Başakşehir Çam ve Sakura Kent Hastanesi’nden Enfeksiyon Hastalıkları ve Klinik Mikrobiyoloji Uzmanı Prof. Dr. Hasret Altuntaş Aydın, “Türkiye’de HIV az ve yanlış biliniyor. Bu virüsün, nasıl bulaştığı, tedavisinin olduğu, nizamlı tedavi yardımıyla bulaşmasının önlenebileceği ve ayrıyeten HIV ile yaşayanlarda tesirli tedaviler ile virüs bastırıldığında bu bireylerin hayatlarını sağlıklı biçimde sürdürebildiklerinin ve çalışabildiklerinin toplum tarafınca bilinmesi önemlidir” dedi.
HIV ile ortak uğraşta beraberlik adımı
görüşmede konuşma yapan Gilead Türkiye Medikal Yöneticisi Dr. Serhan Sevgi, HIV ile ilgili toplumsal önyargıların kırılmasının ve sıhhat kuruluşları dahil tüm paydaşların gerekli bilgi ve bilince sahip olmasının HIV ile çabada büyük değer taşıdığını vurgu yaparak kelamlarına şöyleki devam etti: “Dünyanın en yıkıcı hastalıklarına karşı gayretimizde bahadır adımlar atıyor ve dünyayı tüm insanlık için daha sağlıklı bir yer haline getirme hedefimizle hareket ediyoruz. 1 Aralık Dünya AIDS Günü’nün, HIV’in önündeki manilere meydan okumak, HIV’in artık yönetilebilir kronik bir hastalığa dönüştüğüne dair algıyı artırmak ve halk sıhhati yetkilileri, toplum savunucuları, araştırmacılar ve sıhhat hizmeti sağlayıcıları ile çalışmak için global bir fırsat olduğuna inanıyoruz. Paydaşlarımızla güçlerimizi birleştirerek mümkün olan en çok sayıda bireye ulaşmayı hedeflediğimiz “Tek Ses” projesi kapsamında bu ortak davete 293 sayıda kişi ses vererek takviye oldu. Bugün birinci kere ‘beraber HIV’den kuvvetliyüz’ platformu altında duyurduğumuz “Tek Ses”in olabildiğince hayli şahsa ulaşmasını hedefliyoruz” dedi.

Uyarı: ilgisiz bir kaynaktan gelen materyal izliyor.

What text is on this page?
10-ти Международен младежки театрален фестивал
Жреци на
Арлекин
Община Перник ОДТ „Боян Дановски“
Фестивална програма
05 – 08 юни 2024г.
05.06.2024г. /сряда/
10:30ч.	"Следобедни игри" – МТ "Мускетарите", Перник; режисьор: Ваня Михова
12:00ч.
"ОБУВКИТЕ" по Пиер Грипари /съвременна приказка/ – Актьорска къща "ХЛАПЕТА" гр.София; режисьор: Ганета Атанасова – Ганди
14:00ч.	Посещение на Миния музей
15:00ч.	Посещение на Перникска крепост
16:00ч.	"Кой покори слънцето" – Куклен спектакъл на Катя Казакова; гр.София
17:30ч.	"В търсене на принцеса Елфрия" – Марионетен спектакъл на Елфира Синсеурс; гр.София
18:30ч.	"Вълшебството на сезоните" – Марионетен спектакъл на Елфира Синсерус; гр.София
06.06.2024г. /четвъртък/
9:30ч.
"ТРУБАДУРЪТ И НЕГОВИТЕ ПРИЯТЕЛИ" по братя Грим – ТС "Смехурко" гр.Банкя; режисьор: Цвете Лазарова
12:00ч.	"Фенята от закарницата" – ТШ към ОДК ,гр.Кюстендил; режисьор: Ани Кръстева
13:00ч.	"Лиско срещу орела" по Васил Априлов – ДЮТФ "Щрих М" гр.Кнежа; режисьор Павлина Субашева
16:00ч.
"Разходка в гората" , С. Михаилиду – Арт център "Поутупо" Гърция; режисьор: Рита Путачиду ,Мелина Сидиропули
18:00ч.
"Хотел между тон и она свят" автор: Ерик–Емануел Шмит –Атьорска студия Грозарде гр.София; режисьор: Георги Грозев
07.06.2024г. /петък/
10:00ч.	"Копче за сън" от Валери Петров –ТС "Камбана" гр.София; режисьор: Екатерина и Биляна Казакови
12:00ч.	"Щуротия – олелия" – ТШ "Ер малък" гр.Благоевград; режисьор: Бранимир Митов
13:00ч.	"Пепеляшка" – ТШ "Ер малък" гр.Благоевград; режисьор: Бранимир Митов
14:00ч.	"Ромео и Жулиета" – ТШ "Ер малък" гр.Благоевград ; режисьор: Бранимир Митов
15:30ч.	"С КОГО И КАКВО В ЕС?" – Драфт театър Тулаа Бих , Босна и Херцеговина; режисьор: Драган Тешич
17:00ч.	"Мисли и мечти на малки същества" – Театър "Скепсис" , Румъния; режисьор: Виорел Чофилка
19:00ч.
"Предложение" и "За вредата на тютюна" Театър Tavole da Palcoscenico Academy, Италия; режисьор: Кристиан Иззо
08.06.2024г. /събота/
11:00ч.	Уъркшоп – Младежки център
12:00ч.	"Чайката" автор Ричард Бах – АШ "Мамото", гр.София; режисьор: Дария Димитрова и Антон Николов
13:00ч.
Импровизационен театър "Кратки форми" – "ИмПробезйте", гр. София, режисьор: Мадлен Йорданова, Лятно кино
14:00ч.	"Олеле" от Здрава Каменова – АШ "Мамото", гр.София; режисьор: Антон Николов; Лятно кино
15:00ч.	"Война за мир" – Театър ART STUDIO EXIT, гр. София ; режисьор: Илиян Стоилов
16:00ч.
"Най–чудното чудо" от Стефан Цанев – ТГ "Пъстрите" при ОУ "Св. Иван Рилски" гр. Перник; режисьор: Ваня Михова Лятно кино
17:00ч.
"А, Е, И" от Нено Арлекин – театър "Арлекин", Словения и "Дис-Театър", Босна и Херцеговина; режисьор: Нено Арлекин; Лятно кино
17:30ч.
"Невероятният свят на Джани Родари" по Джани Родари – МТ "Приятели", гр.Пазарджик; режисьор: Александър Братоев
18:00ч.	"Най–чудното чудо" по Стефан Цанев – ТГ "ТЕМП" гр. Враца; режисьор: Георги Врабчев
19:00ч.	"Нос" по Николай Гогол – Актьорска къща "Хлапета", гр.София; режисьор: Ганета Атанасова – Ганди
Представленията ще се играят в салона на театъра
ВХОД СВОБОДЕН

Toplantının sonunda Gilead, Pozitif-iz Derneği, Müspet Hayat Derneği, Kırmızı Şemsiye Derneği ve Türkiye Aile Sıhhati Planlaması Vakfı, HIV’e karşı ortak bir çaba verme yolunda beraberlik adımı attılar. Tüm paydaşlar, bundan daha sonra HIV alanında birlikte daha da kuvvetli yürüyeceklerini ve HIV ile yaşayan bireyler ve yakınlarına takviyelerini artırarak sürdüreceklerini söylemiş olduler ve toplantıyı şu sözlerle bitirdiler: “Değişim yaratmak için bu topluluğun bir modülü olmaktan onur duyuyoruz ve dünyada HIV alanındaki eşitsizlikleri ortadan kaldırmanın yeni yollarını bulmak için var gücümüzle çalışmaya devam ediyoruz.”